Consequences of Acute Malnutrition
Assessment of Long-Term Health Consequences of Acute Malnutrition (ACAM)
Principal Investigator: Alemseged Abdissa1
Co-investigators: Tsinuel Girma1, Mekides Shimekit1, Getu Gizaw1, Yaregal Asres1, Teshome Kabeta1, Mubarek Abera1, Fisseha Mikre1, Teferi Daba1, Kora Tushune1, PalukuBahwere2, BarnardetteCihon2, Kate Sadler2
Collaborating Institutions: 1) Jimma University, 2) Valid International 3) Plan International

Background, objectives and methods: The treatment of moderate acute malnutrition (MAM) and severe acute malnutrition (SAM) been standardized and huge progress has been achieved in improving children’s catch-up growth and reducing mortality but very little is known about the long-term prognosis of acutely malnourished children managed according to current strategies. The main aim of this study is therefore to examine the long-term health and nutrition outcomes of children currently aged between 4 and 8 years who presented an episode of MAM or SAM. We looked at whether mortality (only SAM cohort), physical growth, cellular health, body composition, risk of metabolic syndrome, mental health, cognitive development and school performance of cases are different from those of controls.

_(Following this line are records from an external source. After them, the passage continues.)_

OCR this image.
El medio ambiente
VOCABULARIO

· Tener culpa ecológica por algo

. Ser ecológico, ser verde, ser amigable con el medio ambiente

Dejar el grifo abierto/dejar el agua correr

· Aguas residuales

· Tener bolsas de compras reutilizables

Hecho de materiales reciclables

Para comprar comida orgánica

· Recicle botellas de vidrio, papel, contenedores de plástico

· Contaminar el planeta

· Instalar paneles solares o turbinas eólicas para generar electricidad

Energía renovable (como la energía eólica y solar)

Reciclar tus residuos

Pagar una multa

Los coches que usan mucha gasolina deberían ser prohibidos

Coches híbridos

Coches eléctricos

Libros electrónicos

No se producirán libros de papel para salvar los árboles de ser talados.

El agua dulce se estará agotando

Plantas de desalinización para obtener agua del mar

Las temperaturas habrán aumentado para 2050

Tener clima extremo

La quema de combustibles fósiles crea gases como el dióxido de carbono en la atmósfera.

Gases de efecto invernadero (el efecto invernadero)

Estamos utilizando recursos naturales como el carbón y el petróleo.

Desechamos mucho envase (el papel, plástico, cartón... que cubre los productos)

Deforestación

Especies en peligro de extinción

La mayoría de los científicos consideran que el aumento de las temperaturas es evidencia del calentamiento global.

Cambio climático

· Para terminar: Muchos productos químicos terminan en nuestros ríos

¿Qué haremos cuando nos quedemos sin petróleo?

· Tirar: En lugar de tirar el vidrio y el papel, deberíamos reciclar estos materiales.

We did a cross-sectional study consisting of the long-term follow up of children assessing the outcome of MAM when there is no supplementary feeding program (MAM cohort) and assessing the 12-months of children successfully treated for SAM in a community-based management program (SAM cohort). The post-MAM and post-SAM children were compared to apparently healthy community controls matched by age, sex and village. The study was conducted in four Woredas of Jimma zone namely Dedo, Mana, Omonada and Seka and 474 children of the SAM cohort and 884 children of the MAM cohorts were traced and enrolled. For each child of the MAM cohort traced, a matched control was selected in the immediate neighborhood. Interviewer administered questionnaires were employed and standard anthropometric methods were used. Bio impedance analysis body composition analyzers (BODY STAT 4000 Quad scan), deuterium dilution technique, tri-axial accelerometer (ActiGraph GT3X+; ActiGraph, Pensacola, Florida), pediatric hand grip dynamoter, PeabodyPicture Vocabulary Test (PPVT-III) package, the Cognitive Development Assessment–Quantity Test package and school records were also used. Blood and saliva samples were collected in a sub-sample. The outcomes of interest included: proportion of children who had been referred or admitted in OTP since the last follow up, prevalence of stunting, frequency of severe disease episodes as measured by frequency disease related death or admission for inpatient treatment for any diseases, average cognitive development score as measured by vocabulary score, numeracy score and attained grade and relative risk of metabolic syndrome.